Revenons cependant à un point de départ, dans la mesure où une musique, comme un grand livre, reste attachée à son moment de découverte. Notre rapport, entre autres, à la musique est ponctué par des événements, n’est-ce pas ? Et une musique de ce genre est indissociable de son cadre comme de son moment de découverte. Carlos Païta nous revient, alors qu’on en avait presque oublié le nom. Ses disques restaient immobiles, depuis trois décennies, tout en bas d’un meuble de la discothèque… Le travail de dénégation avait donc fait, malgré soi et dans l’épaisseur opaque de la mémoire, son œuvre. Mais le nom résonnant à nouveau, avec les souvenirs qui y sont restés attachés, on se rappelle ces beaux disques bleu ciel, qui apparaîtraient bien démodés aujourd’hui, dont on surveillait la parution entre 1980 et 1984, juste avant l’avènement du CD. On habitait alors dans une vieille maison du XVI°siècle, dans la Grand-Rue de Colmar, on enseignait au lycée Bartholdi, avec un bonheur qui arrache aujourd’hui les larmes, on rentrait chez soi après les cours et, entre les lectures et le travail en cours, on écoutait, bien sûr parmi d’autres, ces disques de Carlos Païta.
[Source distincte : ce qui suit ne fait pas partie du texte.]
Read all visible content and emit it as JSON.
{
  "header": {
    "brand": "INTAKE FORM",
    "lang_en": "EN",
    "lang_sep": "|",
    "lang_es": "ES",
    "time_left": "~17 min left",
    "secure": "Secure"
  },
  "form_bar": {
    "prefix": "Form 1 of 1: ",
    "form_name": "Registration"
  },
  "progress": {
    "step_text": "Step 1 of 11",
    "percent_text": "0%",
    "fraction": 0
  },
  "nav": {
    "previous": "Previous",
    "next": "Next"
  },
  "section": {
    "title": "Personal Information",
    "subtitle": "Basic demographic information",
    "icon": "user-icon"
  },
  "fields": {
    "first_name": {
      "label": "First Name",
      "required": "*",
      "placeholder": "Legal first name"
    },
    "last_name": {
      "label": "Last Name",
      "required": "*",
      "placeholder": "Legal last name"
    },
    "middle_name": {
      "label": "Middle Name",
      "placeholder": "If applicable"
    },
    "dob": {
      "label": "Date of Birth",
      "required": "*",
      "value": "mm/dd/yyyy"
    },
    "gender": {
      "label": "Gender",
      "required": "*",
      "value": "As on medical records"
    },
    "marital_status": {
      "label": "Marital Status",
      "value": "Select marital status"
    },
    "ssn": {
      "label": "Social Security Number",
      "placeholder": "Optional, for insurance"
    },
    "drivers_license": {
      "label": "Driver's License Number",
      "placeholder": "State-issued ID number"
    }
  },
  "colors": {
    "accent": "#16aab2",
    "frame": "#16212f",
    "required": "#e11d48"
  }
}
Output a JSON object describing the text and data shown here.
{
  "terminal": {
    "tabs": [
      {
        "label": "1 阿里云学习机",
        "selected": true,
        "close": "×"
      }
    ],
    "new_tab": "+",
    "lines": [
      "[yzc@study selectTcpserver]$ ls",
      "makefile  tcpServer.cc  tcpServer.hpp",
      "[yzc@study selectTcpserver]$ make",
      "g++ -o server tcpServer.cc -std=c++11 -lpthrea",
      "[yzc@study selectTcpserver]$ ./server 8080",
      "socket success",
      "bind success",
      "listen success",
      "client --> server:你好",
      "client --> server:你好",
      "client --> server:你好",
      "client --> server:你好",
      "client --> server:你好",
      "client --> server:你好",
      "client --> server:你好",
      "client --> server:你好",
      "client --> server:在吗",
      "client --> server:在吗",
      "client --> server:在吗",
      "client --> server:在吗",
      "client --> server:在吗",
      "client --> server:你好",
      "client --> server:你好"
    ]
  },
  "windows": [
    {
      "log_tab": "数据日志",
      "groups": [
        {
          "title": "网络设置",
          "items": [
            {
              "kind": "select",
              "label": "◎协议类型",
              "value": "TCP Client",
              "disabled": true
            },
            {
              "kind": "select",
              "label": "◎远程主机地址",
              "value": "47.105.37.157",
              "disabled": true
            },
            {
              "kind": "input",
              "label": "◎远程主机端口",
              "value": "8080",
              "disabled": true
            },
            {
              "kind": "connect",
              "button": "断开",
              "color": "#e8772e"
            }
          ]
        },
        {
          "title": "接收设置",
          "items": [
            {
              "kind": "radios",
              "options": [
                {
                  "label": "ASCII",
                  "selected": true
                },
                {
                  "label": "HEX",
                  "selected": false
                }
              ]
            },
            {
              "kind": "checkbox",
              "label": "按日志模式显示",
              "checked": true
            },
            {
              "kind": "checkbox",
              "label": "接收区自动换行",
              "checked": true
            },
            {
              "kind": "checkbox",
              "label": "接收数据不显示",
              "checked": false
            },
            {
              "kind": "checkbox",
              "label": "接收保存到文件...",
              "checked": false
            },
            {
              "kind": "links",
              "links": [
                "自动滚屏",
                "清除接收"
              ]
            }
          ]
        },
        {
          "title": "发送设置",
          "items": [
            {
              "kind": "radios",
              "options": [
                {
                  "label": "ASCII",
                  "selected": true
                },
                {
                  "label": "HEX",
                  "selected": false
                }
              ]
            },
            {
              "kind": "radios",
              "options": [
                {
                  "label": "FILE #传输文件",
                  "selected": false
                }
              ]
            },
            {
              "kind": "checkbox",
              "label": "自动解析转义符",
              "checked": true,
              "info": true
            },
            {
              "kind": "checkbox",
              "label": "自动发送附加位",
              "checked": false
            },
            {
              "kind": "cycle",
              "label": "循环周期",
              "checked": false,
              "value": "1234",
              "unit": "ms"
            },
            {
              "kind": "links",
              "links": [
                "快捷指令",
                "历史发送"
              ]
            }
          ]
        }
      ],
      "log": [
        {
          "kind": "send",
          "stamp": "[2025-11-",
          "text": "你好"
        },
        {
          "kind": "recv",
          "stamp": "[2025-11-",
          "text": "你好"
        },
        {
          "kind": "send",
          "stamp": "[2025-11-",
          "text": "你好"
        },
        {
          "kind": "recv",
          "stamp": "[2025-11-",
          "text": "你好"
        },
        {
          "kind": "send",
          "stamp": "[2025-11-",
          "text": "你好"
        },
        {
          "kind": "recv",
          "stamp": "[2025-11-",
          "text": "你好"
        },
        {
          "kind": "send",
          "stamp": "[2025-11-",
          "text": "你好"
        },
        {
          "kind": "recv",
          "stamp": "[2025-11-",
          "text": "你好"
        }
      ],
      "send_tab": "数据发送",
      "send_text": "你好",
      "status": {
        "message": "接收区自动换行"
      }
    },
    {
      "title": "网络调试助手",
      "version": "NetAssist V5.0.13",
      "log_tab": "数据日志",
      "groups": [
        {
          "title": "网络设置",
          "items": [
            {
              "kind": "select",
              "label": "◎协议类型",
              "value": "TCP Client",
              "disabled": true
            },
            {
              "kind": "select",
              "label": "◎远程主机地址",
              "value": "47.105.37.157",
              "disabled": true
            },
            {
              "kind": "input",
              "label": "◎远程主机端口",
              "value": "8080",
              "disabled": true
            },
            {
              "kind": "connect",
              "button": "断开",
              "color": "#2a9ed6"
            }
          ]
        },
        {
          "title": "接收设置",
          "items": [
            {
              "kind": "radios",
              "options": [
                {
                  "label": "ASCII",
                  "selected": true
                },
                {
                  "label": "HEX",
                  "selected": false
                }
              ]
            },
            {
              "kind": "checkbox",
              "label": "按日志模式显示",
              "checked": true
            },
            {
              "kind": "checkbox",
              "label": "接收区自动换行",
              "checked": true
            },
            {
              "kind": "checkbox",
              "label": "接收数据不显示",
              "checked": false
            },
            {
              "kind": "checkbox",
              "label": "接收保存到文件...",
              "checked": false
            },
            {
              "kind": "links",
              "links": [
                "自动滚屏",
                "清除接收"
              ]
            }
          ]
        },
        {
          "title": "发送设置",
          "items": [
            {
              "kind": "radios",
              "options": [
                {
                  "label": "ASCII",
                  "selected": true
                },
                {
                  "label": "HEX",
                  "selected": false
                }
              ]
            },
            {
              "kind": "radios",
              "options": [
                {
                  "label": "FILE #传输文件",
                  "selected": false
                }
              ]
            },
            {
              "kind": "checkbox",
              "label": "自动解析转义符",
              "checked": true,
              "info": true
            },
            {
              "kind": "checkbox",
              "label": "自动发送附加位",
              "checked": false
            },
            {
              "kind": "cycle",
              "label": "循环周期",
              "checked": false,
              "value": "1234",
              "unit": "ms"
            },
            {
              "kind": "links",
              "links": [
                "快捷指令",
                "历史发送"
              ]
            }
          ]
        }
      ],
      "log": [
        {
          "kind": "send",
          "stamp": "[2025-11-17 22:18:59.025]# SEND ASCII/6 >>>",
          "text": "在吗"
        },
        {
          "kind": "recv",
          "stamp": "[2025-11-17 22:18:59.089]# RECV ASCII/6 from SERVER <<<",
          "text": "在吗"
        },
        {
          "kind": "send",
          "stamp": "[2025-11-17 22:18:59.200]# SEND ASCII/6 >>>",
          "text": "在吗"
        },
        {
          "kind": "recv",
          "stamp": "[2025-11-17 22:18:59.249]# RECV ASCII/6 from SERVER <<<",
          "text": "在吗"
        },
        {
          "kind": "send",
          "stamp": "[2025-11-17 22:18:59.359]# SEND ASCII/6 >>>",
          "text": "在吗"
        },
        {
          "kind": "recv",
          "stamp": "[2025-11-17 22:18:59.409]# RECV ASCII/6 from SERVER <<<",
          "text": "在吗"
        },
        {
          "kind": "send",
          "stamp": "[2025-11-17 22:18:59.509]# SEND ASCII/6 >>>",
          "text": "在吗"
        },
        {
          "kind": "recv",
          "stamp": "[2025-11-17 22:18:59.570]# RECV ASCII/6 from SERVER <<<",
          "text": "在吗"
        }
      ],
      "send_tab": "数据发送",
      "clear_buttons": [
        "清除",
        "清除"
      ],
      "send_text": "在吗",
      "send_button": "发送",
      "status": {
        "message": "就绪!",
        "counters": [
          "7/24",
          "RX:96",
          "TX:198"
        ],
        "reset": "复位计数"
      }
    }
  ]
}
On en parlait autour de soi, on se croyait tout de même un peu instruit musicalement, mais on se retrouvait en face de sourires un peu gênés. On ne sait toujours pas en toute certitude pourquoi. Si ce n’est que Carlos Païta était marginal, ou plutôt marginalisé (on ignorait d’où il venait, il manquait de pedigree, de marqueurs médiatiques, et les médias musicaux étaient très nombreux à l’époque. Quelque chose en lui ne « collait » pas, une fois de plus on ne sait pas pourquoi, mais c’est ce qui fait toute sa singularité et son absence de convention). Ce qu’en revanche on sait, c’est que ces découvertes importantes, disons ces inscriptions dans l’existence, ne s’oublient pas et finissent par faire retour. Et avec bonheur, celui d’une justice rendue, à laquelle participe le beau label Le Palais des Dégustateurs.